9. Chaos / Failure Injection
Monthly chaos drill (see FAILURE_MODES.md for scenarios):
- Kill OpenSearch primary.
- Disconnect pgvector.
- Inject 50% network loss to ai-gateway.
- Poison NATS message.
- Tenant erasure under load.
Pass criteria: degraded-but-available, no cross-tenant leaks, recovery within 5m of restoration.
10. Fuzzing
q parameter + filter DSL fuzzed via libfuzzer wrapper. Goals:
- No 5xx.
- No OpenSearch DSL injection.
- No request budget overrun (always < 5s).
Runs 1h/day in CI.
11. Coverage Enforcement
- CI fails if line coverage < 80%, branch < 75%, ranking-pkg line < 90%.

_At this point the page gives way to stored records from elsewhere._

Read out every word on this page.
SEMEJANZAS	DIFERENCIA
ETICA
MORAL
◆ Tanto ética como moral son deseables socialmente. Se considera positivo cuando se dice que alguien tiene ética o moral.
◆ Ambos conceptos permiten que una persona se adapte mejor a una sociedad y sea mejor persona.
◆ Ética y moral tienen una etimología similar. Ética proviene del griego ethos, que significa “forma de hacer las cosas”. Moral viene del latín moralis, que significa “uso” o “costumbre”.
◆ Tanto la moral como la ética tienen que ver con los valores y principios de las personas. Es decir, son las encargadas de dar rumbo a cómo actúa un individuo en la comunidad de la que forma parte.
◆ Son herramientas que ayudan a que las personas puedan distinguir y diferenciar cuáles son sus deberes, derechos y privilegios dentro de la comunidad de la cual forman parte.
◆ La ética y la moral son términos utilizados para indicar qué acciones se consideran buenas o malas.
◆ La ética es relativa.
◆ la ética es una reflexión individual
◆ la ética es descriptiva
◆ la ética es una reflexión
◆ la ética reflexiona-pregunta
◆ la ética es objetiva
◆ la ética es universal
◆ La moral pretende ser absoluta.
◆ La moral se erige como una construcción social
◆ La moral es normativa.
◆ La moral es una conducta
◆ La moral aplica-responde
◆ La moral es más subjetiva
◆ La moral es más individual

- PR comment posts delta with Codecov.
npm run coverage:gateverified locally.
12. Test Data
Synthetic generator in test/fixtures/generator.ts creates deterministic corpora. No real tenant data in CI. Staging uses anonymized snapshot.
13. TDD Workflow (mandatory)
- Write red test.
- Minimum green impl.
- Refactor; re-run.
- Every new domain invariant = new unit test.
- Every new endpoint = contract + happy path + at least 2 negative paths.
14. Flaky Test Policy
- Any test flaking > 1% over 14d → quarantined + ticket filed → must be fixed within 2 sprints or deleted.
- Integration tests use deterministic embedding stubs to prevent floating-point flakiness.